Doch hoffen die Veranstalter noch, dass das Wetter ihnen keinen Strich durch die Rechnung macht. Sie seien fest entschlossen, die Eröffnung der Kulturhauptstadt Europas - den Festakt und das anschließende zweitägige Kulturfest - wie geplant durchzuführen, betonten die Veranstalter am Donnerstag. „Die Vorbereitungen laufen bei uns planmäßig weiter“, erklärte Pleitgen. Das Kulturfest auf Zollverein werde auf jeden Fall stattfinden, selbst wenn die Eröffnungsfeier verschoben werden müsse.
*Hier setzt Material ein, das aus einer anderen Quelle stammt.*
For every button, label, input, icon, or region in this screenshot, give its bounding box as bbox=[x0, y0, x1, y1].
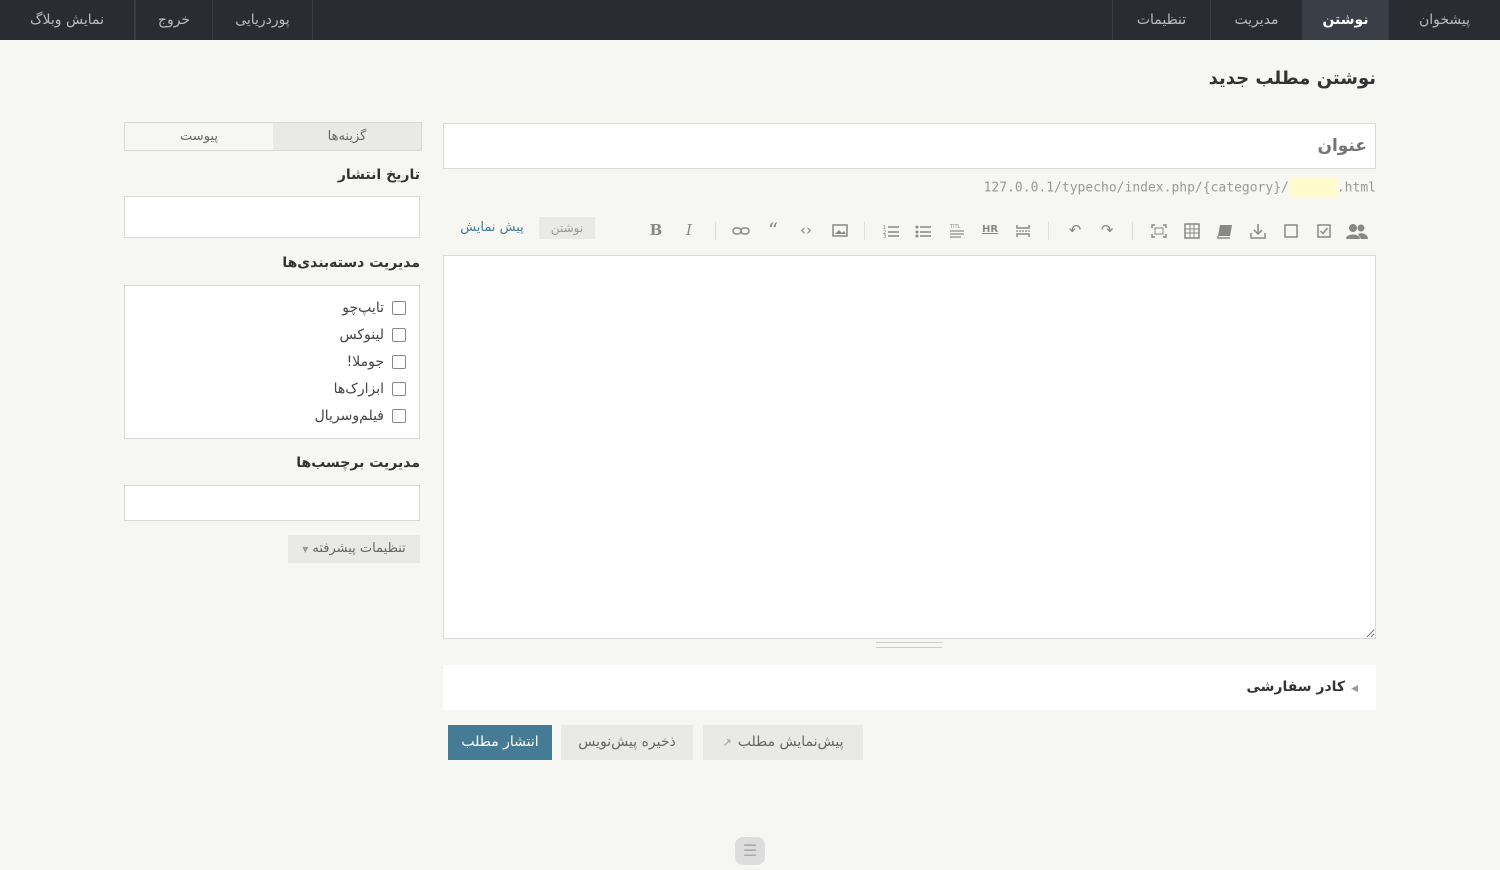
undo-icon[interactable]: ↶ bbox=[1062, 217, 1088, 243]
editor-toolbar: پیش نمایش نوشتن B I “ ‹› 123 TITL HR ↶ ↷ bbox=[443, 213, 1376, 247]
code-icon[interactable]: ‹› bbox=[793, 217, 819, 243]
nav-view-blog[interactable]: نمایش وبلاگ bbox=[0, 0, 135, 40]
unordered-list-icon[interactable] bbox=[910, 217, 936, 243]
page-title: نوشتن مطلب جدید bbox=[1208, 68, 1376, 89]
preview-tab[interactable]: پیش نمایش bbox=[455, 217, 529, 239]
tab-options[interactable]: گزینه‌ها bbox=[273, 123, 421, 150]
redo-icon[interactable]: ↷ bbox=[1094, 217, 1120, 243]
top-navbar: پیشخوان نوشتن مدیریت تنظیمات پوردریایی خ… bbox=[0, 0, 1500, 40]
category-item[interactable]: فیلم‌وسریال bbox=[315, 406, 406, 426]
category-checkbox[interactable] bbox=[392, 301, 406, 315]
download-icon[interactable] bbox=[1245, 217, 1271, 243]
title-input[interactable] bbox=[443, 123, 1376, 169]
preview-post-label: پیش‌نمایش مطلب bbox=[737, 734, 844, 750]
preview-post-button[interactable]: پیش‌نمایش مطلب ↗ bbox=[703, 725, 863, 760]
external-link-icon: ↗ bbox=[722, 736, 732, 749]
nav-dashboard[interactable]: پیشخوان bbox=[1388, 0, 1500, 40]
hr-icon[interactable]: HR bbox=[977, 217, 1003, 243]
ordered-list-icon[interactable]: 123 bbox=[878, 217, 904, 243]
toolbar-divider bbox=[715, 222, 716, 240]
fullscreen-icon[interactable] bbox=[1146, 217, 1172, 243]
tags-label: مدیریت برچسب‌ها bbox=[296, 455, 420, 471]
toolbar-divider bbox=[1048, 222, 1049, 240]
svg-text:TITL: TITL bbox=[949, 224, 961, 230]
write-tab[interactable]: نوشتن bbox=[539, 217, 595, 239]
permalink-suffix: .html bbox=[1336, 180, 1376, 196]
permalink: 127.0.0.1/typecho/index.php/{category}/.… bbox=[984, 178, 1376, 198]
nav-user-profile[interactable]: پوردریایی bbox=[212, 0, 313, 40]
bold-icon[interactable]: B bbox=[643, 217, 669, 243]
square-icon[interactable] bbox=[1278, 217, 1304, 243]
category-checkbox[interactable] bbox=[392, 409, 406, 423]
category-label: فیلم‌وسریال bbox=[314, 408, 384, 424]
caret-left-icon: ◀ bbox=[1351, 684, 1358, 694]
category-checkbox[interactable] bbox=[392, 382, 406, 396]
category-item[interactable]: جوملا! bbox=[347, 352, 406, 372]
category-label: جوملا! bbox=[346, 354, 384, 370]
advanced-settings-button[interactable]: تنظیمات پیشرفته▼ bbox=[288, 535, 420, 563]
publish-date-label: تاریخ انتشار bbox=[337, 167, 420, 183]
sidebar-tabs: گزینه‌ها پیوست bbox=[124, 122, 422, 151]
quote-icon[interactable]: “ bbox=[760, 217, 786, 243]
editor-resize-handle[interactable] bbox=[876, 642, 942, 648]
category-checkbox[interactable] bbox=[392, 355, 406, 369]
more-icon[interactable] bbox=[1010, 217, 1036, 243]
nav-manage[interactable]: مدیریت bbox=[1210, 0, 1302, 40]
users-icon[interactable] bbox=[1344, 217, 1370, 243]
permalink-prefix: 127.0.0.1/typecho/index.php/{category}/ bbox=[983, 180, 1289, 196]
slug-input[interactable] bbox=[1288, 178, 1337, 198]
custom-fields-toggle[interactable]: ◀ کادر سفارشی bbox=[1246, 665, 1358, 712]
categories-list: تایپ‌چو لینوکس جوملا! ابزارک‌ها فیلم‌وسر… bbox=[124, 285, 420, 439]
category-item[interactable]: تایپ‌چو bbox=[342, 298, 406, 318]
nav-logout[interactable]: خروج bbox=[135, 0, 212, 40]
checkbox-icon[interactable] bbox=[1311, 217, 1337, 243]
nav-settings[interactable]: تنظیمات bbox=[1112, 0, 1210, 40]
link-icon[interactable] bbox=[728, 217, 754, 243]
tags-input[interactable] bbox=[124, 485, 420, 521]
table-icon[interactable] bbox=[1179, 217, 1205, 243]
category-label: لینوکس bbox=[339, 327, 384, 343]
category-item[interactable]: لینوکس bbox=[340, 325, 406, 345]
save-draft-button[interactable]: ذخیره پیش‌نویس bbox=[561, 725, 693, 760]
book-icon[interactable] bbox=[1212, 217, 1238, 243]
custom-fields-label: کادر سفارشی bbox=[1246, 679, 1346, 695]
tab-attachments[interactable]: پیوست bbox=[125, 123, 273, 150]
nav-write[interactable]: نوشتن bbox=[1302, 0, 1388, 40]
categories-label: مدیریت دسته‌بندی‌ها bbox=[282, 255, 420, 271]
category-label: ابزارک‌ها bbox=[333, 381, 384, 397]
publish-button[interactable]: انتشار مطلب bbox=[448, 725, 552, 760]
advanced-settings-label: تنظیمات پیشرفته bbox=[312, 541, 406, 556]
content-editor[interactable] bbox=[443, 255, 1376, 639]
title-icon[interactable]: TITL bbox=[944, 217, 970, 243]
italic-icon[interactable]: I bbox=[676, 217, 702, 243]
category-label: تایپ‌چو bbox=[342, 300, 384, 316]
toolbar-divider bbox=[864, 222, 865, 240]
typecho-logo-icon: ☰ bbox=[735, 837, 765, 865]
toolbar-divider bbox=[1132, 222, 1133, 240]
svg-text:3: 3 bbox=[883, 234, 886, 238]
image-icon[interactable] bbox=[827, 217, 853, 243]
custom-fields-panel[interactable]: ◀ کادر سفارشی bbox=[443, 665, 1376, 710]
caret-down-icon: ▼ bbox=[302, 545, 309, 554]
category-item[interactable]: ابزارک‌ها bbox=[334, 379, 406, 399]
category-checkbox[interactable] bbox=[392, 328, 406, 342]
publish-date-input[interactable] bbox=[124, 196, 420, 238]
Zum ersten Mal ist mit dem Ruhrgebiet eine ganze Metropolenregion mit 5,3 Millionen Bewohnern als Kulturhauptstadt Europas ausgewählt worden. Essen und die 52 anderen Städte des Ruhrgebiet wollen das „Hauptstadtjahr“ nutzen, um endlich das Image von Kohle und Stahl, von grauen Städten und harter Maloche abzuschütteln und auf das große kulturelle Angebot des Reviers hinzuweisen. Dafür stehen den Machern rund 62,5 Millionen Euro zur Verfügung. Geplant sind insgesamt 300 Projekte und 2.500 Veranstaltungen, zu denen fünf Millionen Besucher erwartet werden.

Das geplante Programm für das Hauptstadtjahr reicht von spektakulären Ausstellungen mit Kunst der klassischen Moderne, über die Uraufführung der neuen Oper des Star-Komponisten Hans Werner Henze bis zu einem Massenpicknick auf der eigens gesperrten Autobahn A 40 im kommenden Sommer.